Entering the building, there was nothing to show that this was the center of Fouche’s web. There was a well-dressed young man behind a desk who greeted Victoire courteously. Not recognizing her, he began a speech she had heard before. From the corner of her eye Victoire noticed three large men whose desks gave them a clear field of fire to all entrances. Each man had opened a drawer which no doubt held pistols.

“I am the wife of Inspector-General Vernet,” Victoire announced in her most officious voice. “I have a dispatch from my husband to deliver to Citizen Fouche personally. We have met before and he will recognize me.”

The well-dressed young man lost his false smile, but rose and gestured for her to follow. Behind her, Victoire could hear the sound of drawers closing.

She had dressed for the occasion in her second-best day dress, a handsome, high-waisted afternoon dress in sea-green taffeta with a small, standing ruff of point-lace. She curtsied to Fouche but offered him little more than a perfunctory smile, for she knew that Fouche often regarded courtesy as suspect. “I am sorry to have to interrupt your day, Monsieur le Ministre.
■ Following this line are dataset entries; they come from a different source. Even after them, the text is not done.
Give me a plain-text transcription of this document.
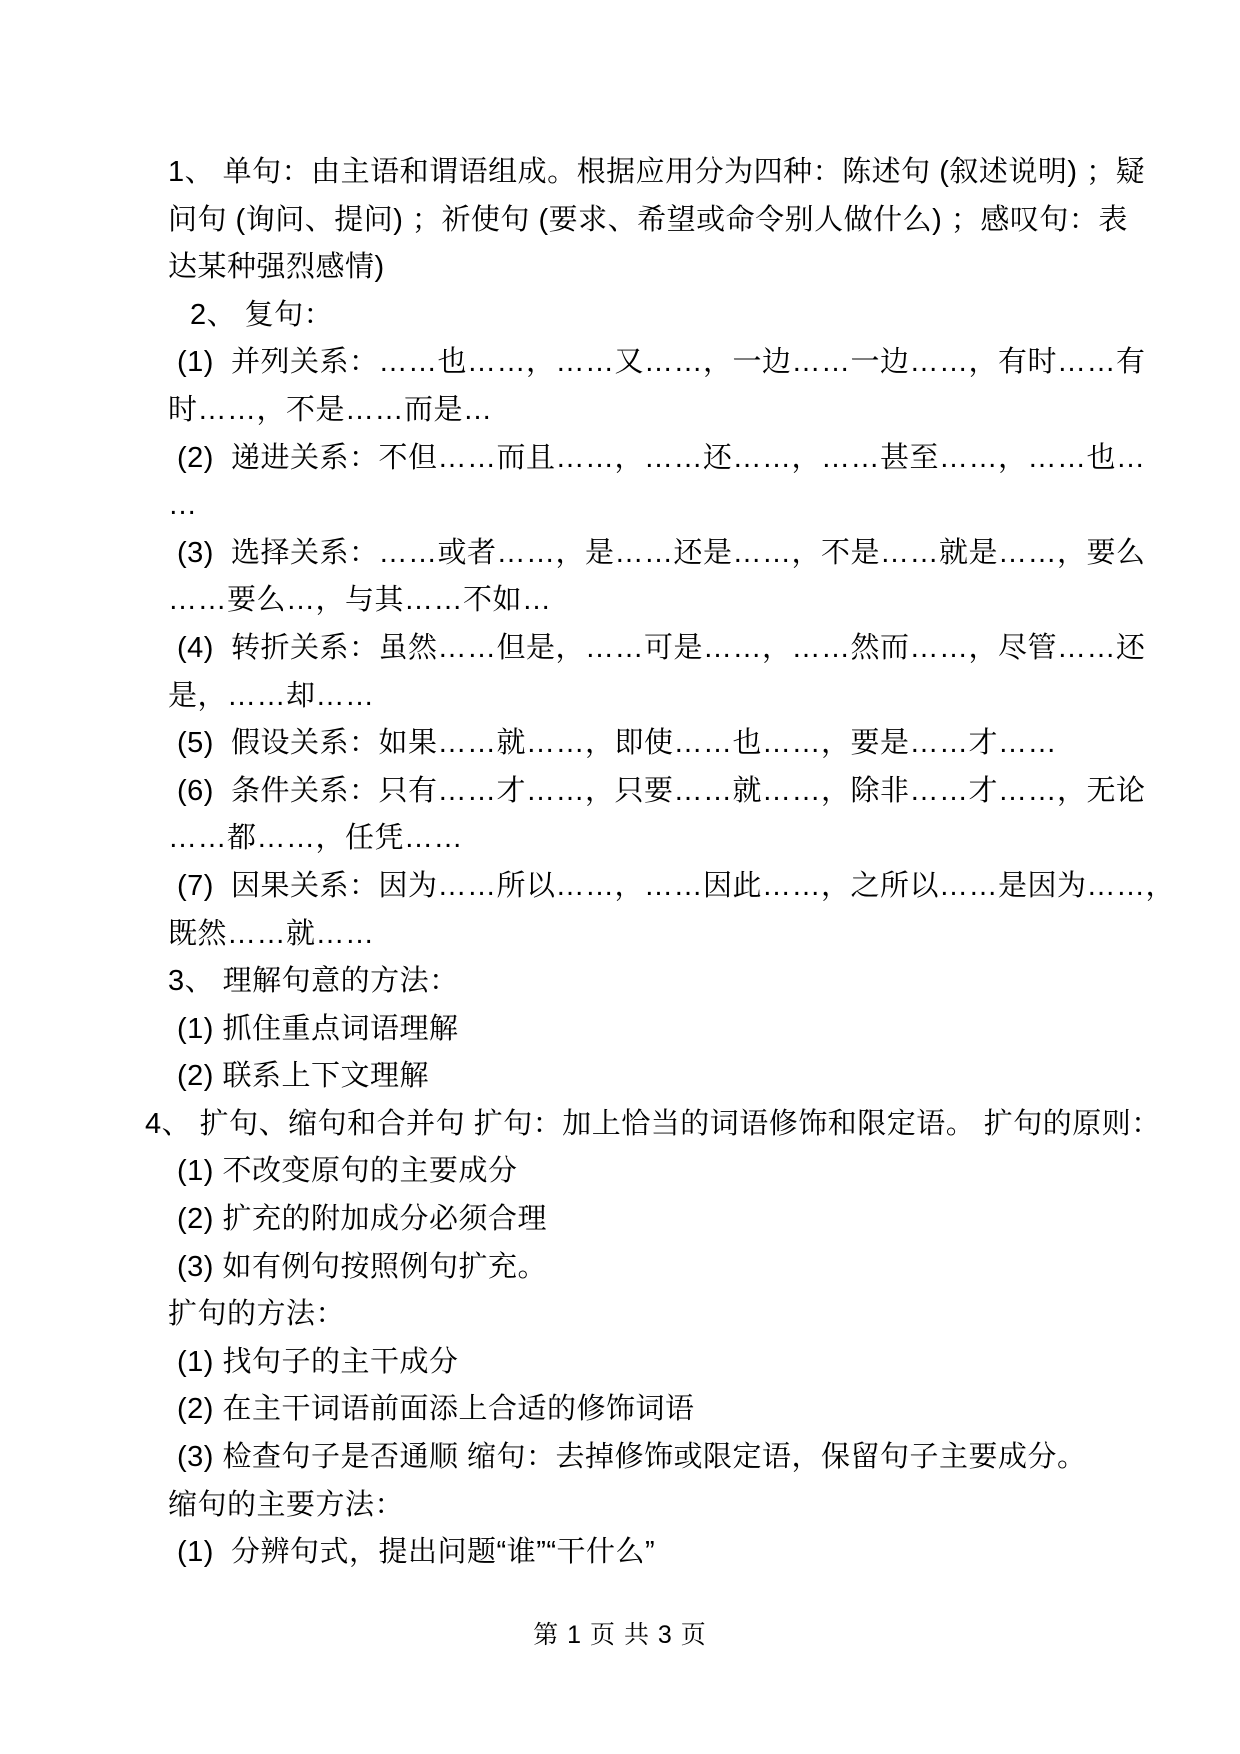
1、 单句：由主语和谓语组成。根据应用分为四种：陈述句 (叙述说明) ；疑
问句 (询问、提问) ；祈使句 (要求、希望或命令别人做什么) ；感叹句：表
达某种强烈感情)
2、 复句：
(1)  并列关系：……也……，……又……，一边……一边……，有时……有
时……，不是……而是…
(2)  递进关系：不但……而且……，……还……，……甚至……，……也…
…
(3)  选择关系：……或者……，是……还是……，不是……就是……，要么
……要么…，与其……不如…
(4)  转折关系：虽然……但是，……可是……，……然而……，尽管……还
是，……却……
(5)  假设关系：如果……就……，即使……也……，要是……才……
(6)  条件关系：只有……才……，只要……就……，除非……才……，无论
……都……，任凭……
(7)  因果关系：因为……所以……，……因此……，之所以……是因为……，
既然……就……
3、 理解句意的方法：
(1) 抓住重点词语理解
(2) 联系上下文理解
4、 扩句、缩句和合并句 扩句：加上恰当的词语修饰和限定语。 扩句的原则：
(1) 不改变原句的主要成分
(2) 扩充的附加成分必须合理
(3) 如有例句按照例句扩充。
扩句的方法：
(1) 找句子的主干成分
(2) 在主干词语前面添上合适的修饰词语
(3) 检查句子是否通顺 缩句：去掉修饰或限定语，保留句子主要成分。
缩句的主要方法：
(1)  分辨句式，提出问题“谁”“干什么”
第 1 页 共 3 页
If I did not think it important, I—”

“Madame Vernet, I’m always willing to see you when you request it. You are not capricious or one who is seeking favor and advancement.” He gestured to the chair on the other side of his writing table.
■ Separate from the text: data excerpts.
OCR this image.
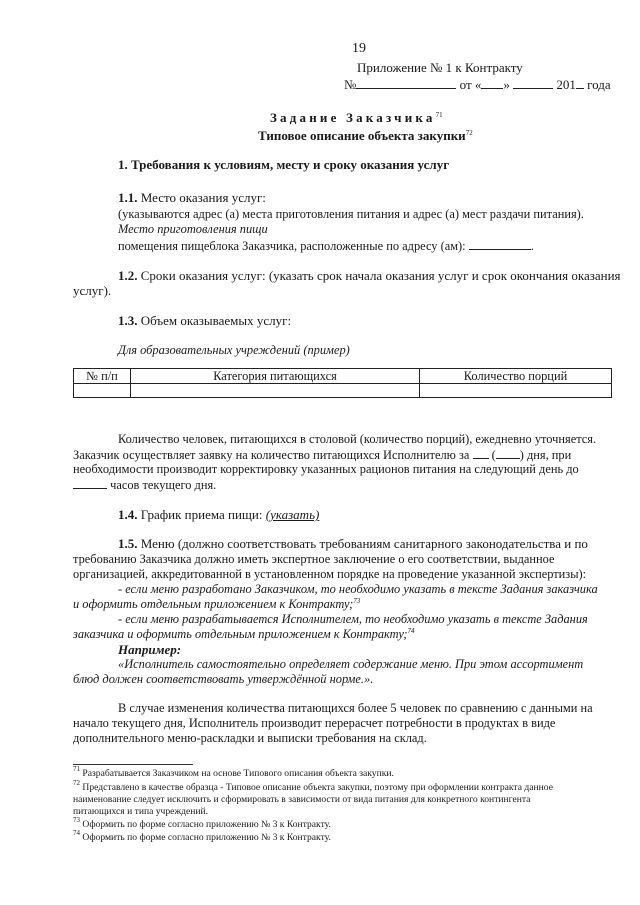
19
Приложение № 1 к Контракту
№	от « »	201 года
Задание Заказчика$^{71}$
Типовое описание объекта закупки$^{72}$
1. Требования к условиям, месту и сроку оказания услуг
1.1. Место оказания услуг:
(указываются адрес (а) места приготовления питания и адрес (а) мест раздачи питания).
Место приготовления пищи
помещения пищеблока Заказчика, расположенные по адресу (ам):	.
1.2. Сроки оказания услуг: (указать срок начала оказания услуг и срок окончания оказания
услуг).
1.3. Объем оказываемых услуг:
Для образовательных учреждений (пример)
№ п/п	Категория питающихся	Количество порций

Количество человек, питающихся в столовой (количество порций), ежедневно уточняется.
Заказчик осуществляет заявку на количество питающихся Исполнителю за  ( ) дня, при
необходимости производит корректировку указанных рационов питания на следующий день до
часов текущего дня.
1.4. График приема пищи: (указать)
1.5. Меню (должно соответствовать требованиям санитарного законодательства и по
требованию Заказчика должно иметь экспертное заключение о его соответствии, выданное
организацией, аккредитованной в установленном порядке на проведение указанной экспертизы):
- если меню разработано Заказчиком, то необходимо указать в тексте Задания заказчика
и оформить отдельным приложением к Контракту;$^{73}$
- если меню разрабатывается Исполнителем, то необходимо указать в тексте Задания
заказчика и оформить отдельным приложением к Контракту;$^{74}$
Например:
«Исполнитель самостоятельно определяет содержание меню. При этом ассортимент
блюд должен соответствовать утверждённой норме.».
В случае изменения количества питающихся более 5 человек по сравнению с данными на
начало текущего дня, Исполнитель производит перерасчет потребности в продуктах в виде
дополнительного меню-раскладки и выписки требования на склад.
$^{71}$ Разрабатывается Заказчиком на основе Типового описания объекта закупки.
$^{72}$ Представлено в качестве образца - Типовое описание объекта закупки, поэтому при оформлении контракта данное
наименование следует исключить и сформировать в зависимости от вида питания для конкретного контингента
питающихся и типа учреждений.
$^{73}$ Оформить по форме согласно приложению № 3 к Контракту.
$^{74}$ Оформить по форме согласно приложению № 3 к Контракту.
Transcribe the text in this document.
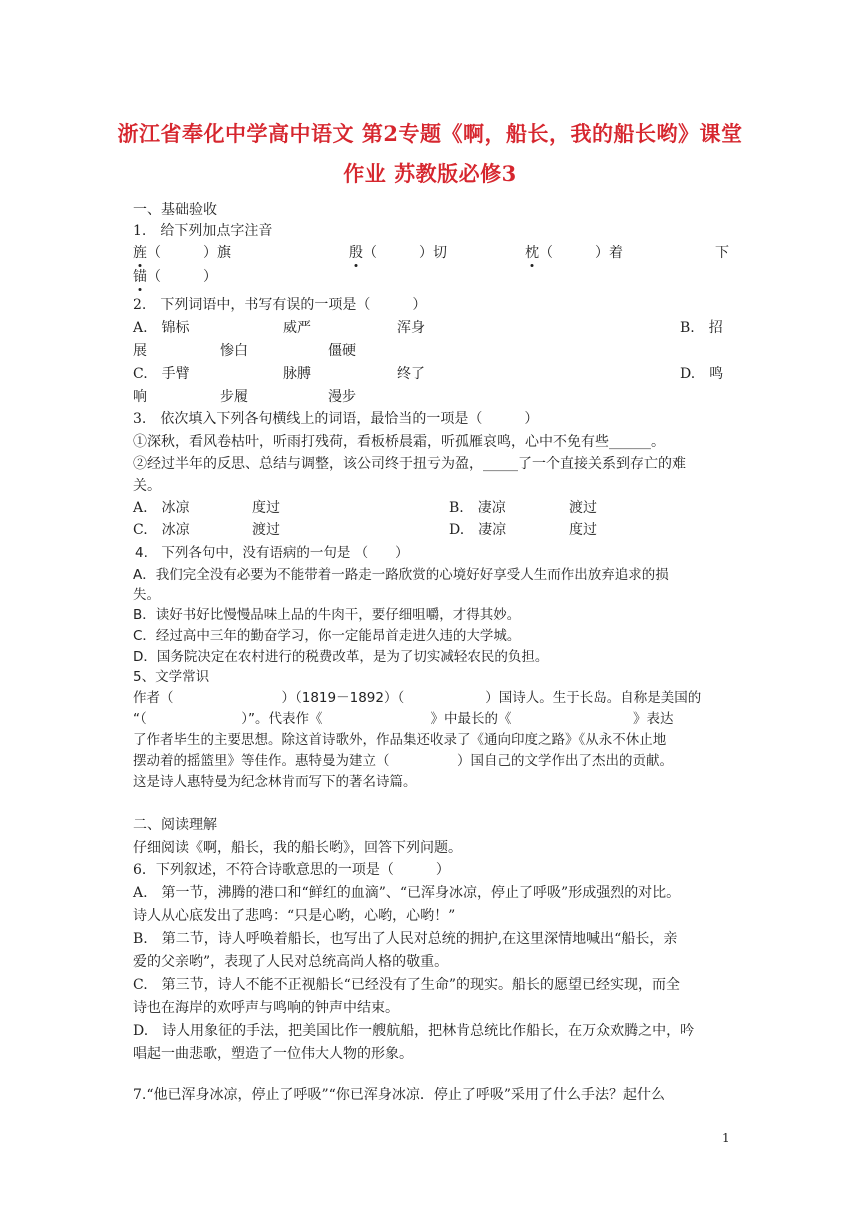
浙江省奉化中学高中语文 第2专题《啊，船长，我的船长哟》课堂
作业 苏教版必修3
一、基础验收
1.　给下列加点字注音
旌（　　　）旗	殷（　　　）切	枕（　　　）着	下
锚（　　　）
2.　下列词语中，书写有误的一项是（　　　）
A.　锦标	威严	浑身	B.　招
展	惨白	僵硬
C.　手臂	脉膊	终了	D.　鸣
响	步履	漫步
3.　依次填入下列各句横线上的词语，最恰当的一项是（　　　）
①深秋，看风卷枯叶，听雨打残荷，看板桥晨霜，听孤雁哀鸣，心中不免有些______。
②经过半年的反思、总结与调整，该公司终于扭亏为盈，_____了一个直接关系到存亡的难
关。
A.　冰凉	度过	B.　凄凉	渡过
C.　冰凉	渡过	D.　凄凉	度过
4.　下列各句中，没有语病的一句是 （　　）
A．我们完全没有必要为不能带着一路走一路欣赏的心境好好享受人生而作出放弃追求的损
失。
B．读好书好比慢慢品味上品的牛肉干，要仔细咀嚼，才得其妙。
C．经过高中三年的勤奋学习，你一定能昂首走进久违的大学城。
D．国务院决定在农村进行的税费改革，是为了切实减轻农民的负担。
5、文学常识
作者（　　　　　　　　）（1819－1892）（　　　　　　）国诗人。生于长岛。自称是美国的
“（　　　　　　　）”。代表作《　　　　　　　　》中最长的《　　　　　　　　　》表达
了作者毕生的主要思想。除这首诗歌外，作品集还收录了《通向印度之路》《从永不休止地
摆动着的摇篮里》等佳作。惠特曼为建立（　　　　　）国自己的文学作出了杰出的贡献。
这是诗人惠特曼为纪念林肯而写下的著名诗篇。
二、阅读理解
仔细阅读《啊，船长，我的船长哟》，回答下列问题。
6．下列叙述，不符合诗歌意思的一项是（　　　）
A.　第一节，沸腾的港口和“鲜红的血滴”、“已浑身冰凉，停止了呼吸”形成强烈的对比。
诗人从心底发出了悲鸣：“只是心哟，心哟，心哟！”
B.　第二节，诗人呼唤着船长，也写出了人民对总统的拥护,在这里深情地喊出“船长，亲
爱的父亲哟”，表现了人民对总统高尚人格的敬重。
C.　第三节，诗人不能不正视船长“已经没有了生命”的现实。船长的愿望已经实现，而全
诗也在海岸的欢呼声与鸣响的钟声中结束。
D.　诗人用象征的手法，把美国比作一艘航船，把林肯总统比作船长，在万众欢腾之中，吟
唱起一曲悲歌，塑造了一位伟大人物的形象。
7.“他已浑身冰凉，停止了呼吸”“你已浑身冰凉．停止了呼吸”采用了什么手法？起什么
1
“There you are not entirely correct,” said Victoire in her usual direct manner. She had always found Fouche personally pleasant, but never underestimated the calculated way in which he had risen over all his rivals. “I am a married woman and therefore I’m always interested in the welfare of my husband.”

“And the welfare of France,” said Fouche without the cynicism that would usually accompany such an observation.

“Yes,” said Victoire. “That as well.” She got on at once to the reason for her visit. “I know you have received a dispatch from my husband regarding reports of English landing on the coast near Dunkerque. We have reason to suppose that there have indeed been English spies put ashore. There is a possibility that they are bound for Paris rather than Antwerp.” She reached into her reticule and withdrew one of the dispatches she had carried. “I have brought this to you from my husband. He describes what he has undertaken, and the concerns we both share for Napoleon’s safety.”

“Napoleon’s safety?” said Fouche, surprised at the turn she had taken.

“Yes. What other reason would the English have in coming to Paris, if not to harm the First Consul? When I arrived I feared they planned an uprising here such as just ended in the Vendée. But the city is too quiet, such things do not spring full grown, as did Minerva. They may be planning to murder First Consul Napoleon, or kidnap him or one of his family. They could want to suborn others of his family.” Her expression was somber and she regarded Fouche levelly. “I would like to see the file you have on English spies known to be in France, and the nature of their organizations.”